Re: Noimi Inverse Marking
From: | Thomas Wier <trwier@...> |
Date: | Tuesday, July 5, 2005, 21:22 |
> A possible exception is when both 1st and 2nd person arguments occur;
> I'm not sure whether to use
> (a) a special A2 marker for 1st person acting on 2nd person, or
In Algonquian languages, when the speech-act participants are
restricted to first and second person, special inverse forms
are used, which treat second person as higher in the hierarchy
than the first person, contrary to the generalization of
Silverstein's hierarchy:
ke-wa:pam-i ke-wa:pam-ene
2-look.at-1,2.DIR 2-look.at-1,2.INV
'You (sg) are looking at me.’ ‘I am looking at you.’
ke-wa:pam-i-pwa ke-wa:pam-ene-pwa
2-look.at-1,2.DIR-2Pl 2-look.at-1,2.INV-2Pl
‘Y’all are looking at me’ ‘I am looking at y’all.’
The data is from Meskwaki, of course. I use '1,2' to
distinguish these from the regular direct and inverse
thematic markers that are used when a third person
participant is involved. Note how every verb form has
a second person prefix, whatever the grammatical function
of that prefix.
> (b) a special A3/A1 marker for 2nd person used only with A2 = 1st person.

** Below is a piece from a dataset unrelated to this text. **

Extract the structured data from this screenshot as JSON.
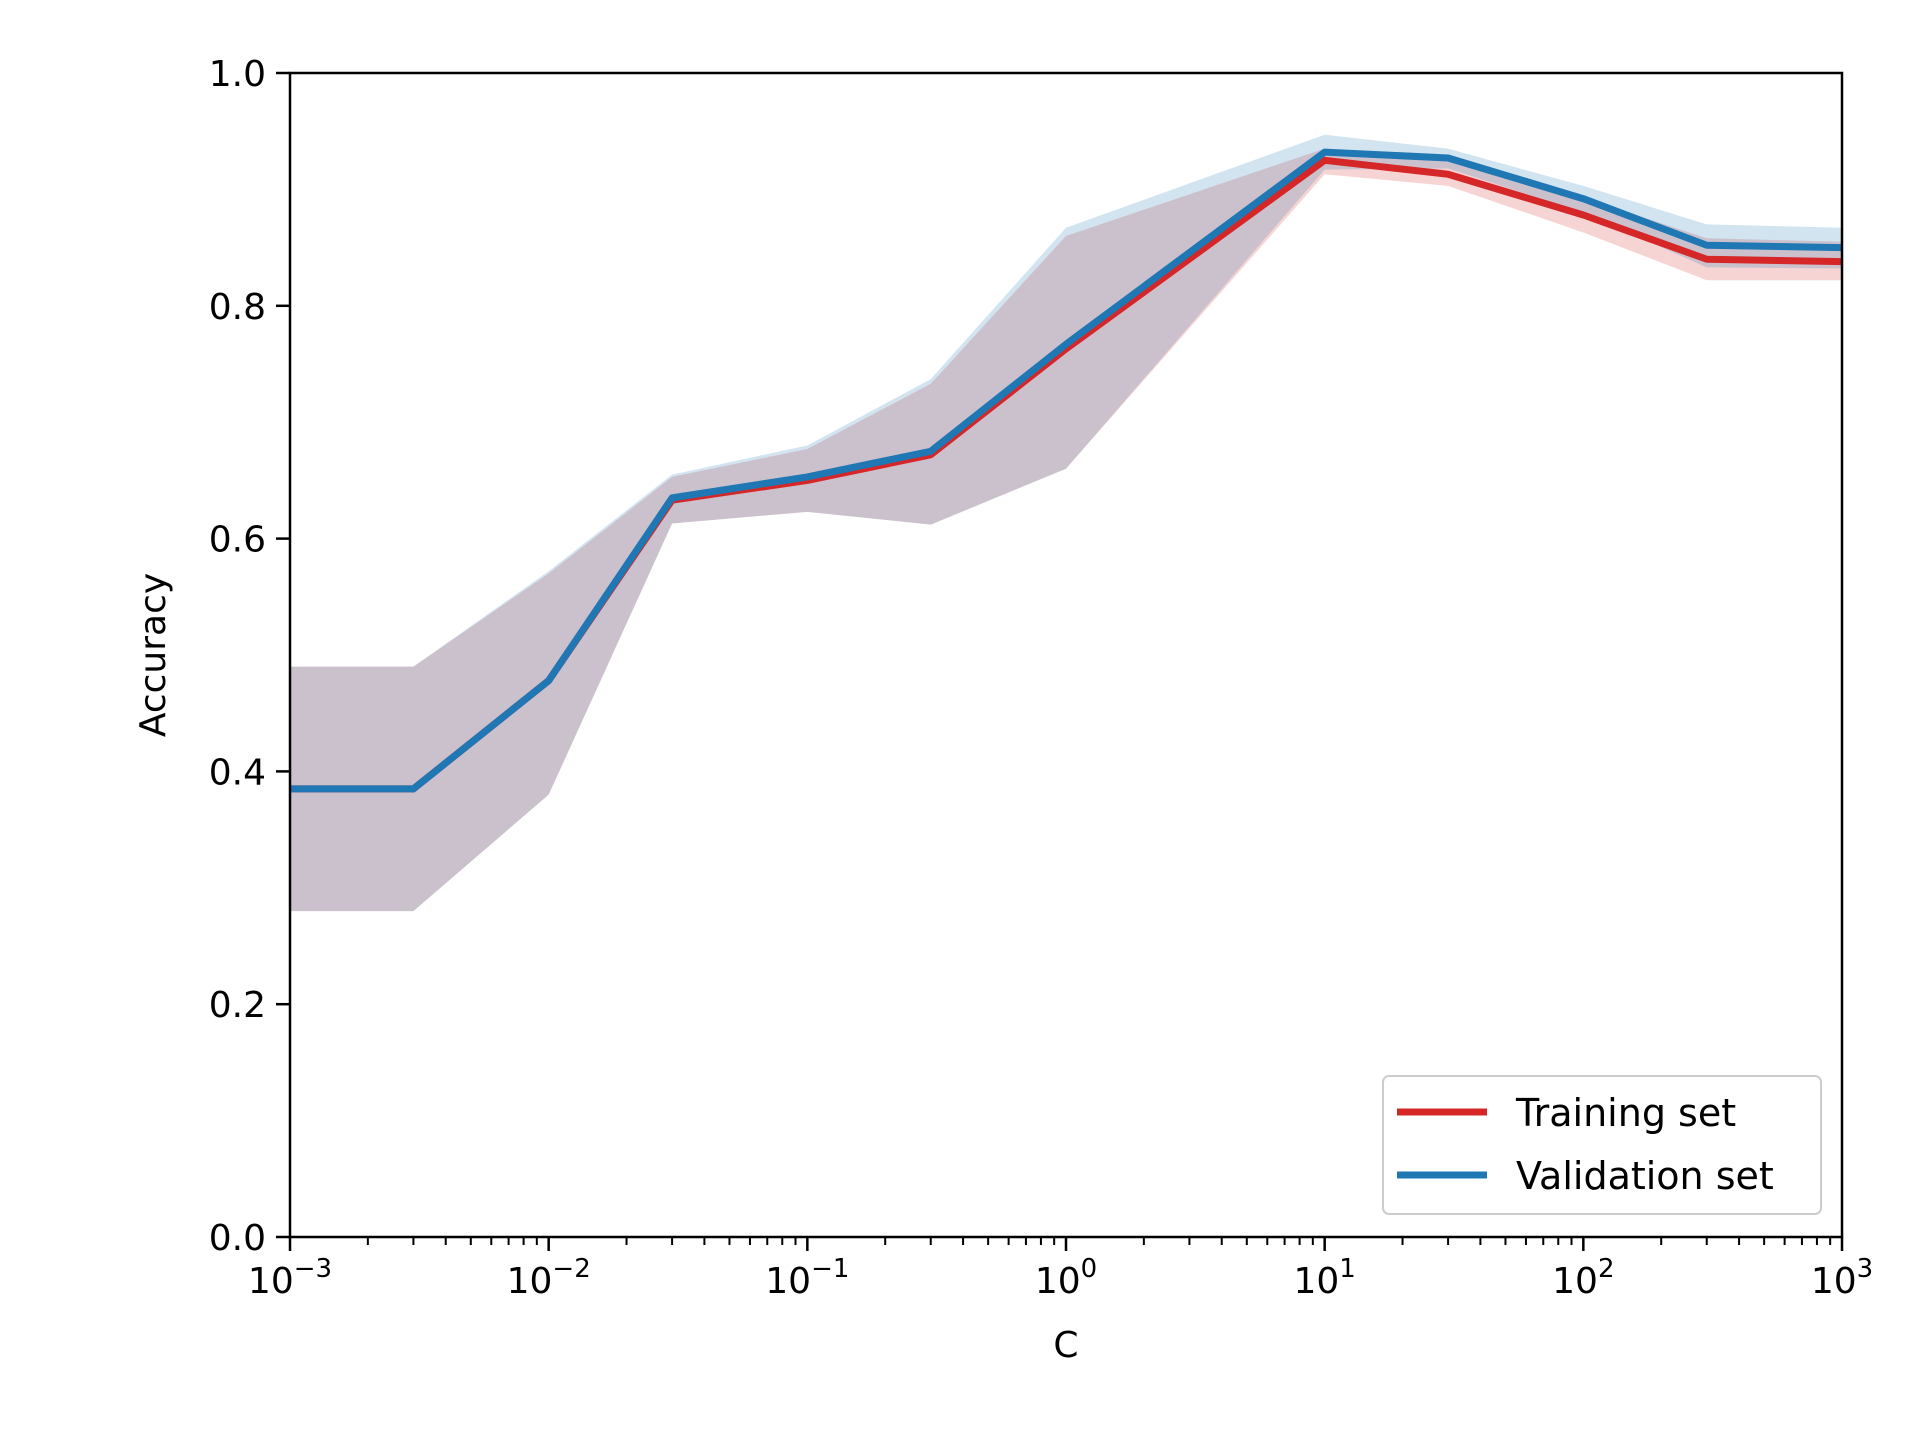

> I'm also not sure whether I should swap 1st and 2nd person above.
>
> At this point, I should mention inverse marking. Inverse marking is
> necessary to change which roles are mapped to which arguments. If no such
> marking appears, the word has a *direct* form and the roles R1, R2, and R3
> go with arguments A1, A2, and A3 respectively. The inverse marker will swap
> R2 with R1 if V=2 and with R3 if V=3.
>
> Role Mapping A1 A2 A3
> ---------------------------------------
> V=3 direct R1 R2 R3
> V=3 inverse R1 R3 R2
> V=2 direct R1 R2 --
> V=2 inverse R2 R1 --
I had been meaning to get to this earlier, but the July 4th
celebrations interceded. :)
I should point out that the system you've created here is
AFAIK entirely unattested among inversion languages. In
all cases that I'm familiar with (Algic, Ktunaxa, Kiowa-Tanoan,
Mapudungun, etc.), the inversion process only cares about
who's the subject and who's the object; secondary objects
don't figure into the equation. Thus, you would only
expect an inversion between R1 and R2 (being linked to
A2 and A1 respectively), not between R2 and R3.
=========================================================================
Thomas Wier "I find it useful to meet my subjects personally,
Dept. of Linguistics because our secret police don't get it right
University of Chicago half the time." -- octogenarian Sheikh Zayed of
1010 E. 59th Street Abu Dhabi, to a French reporter.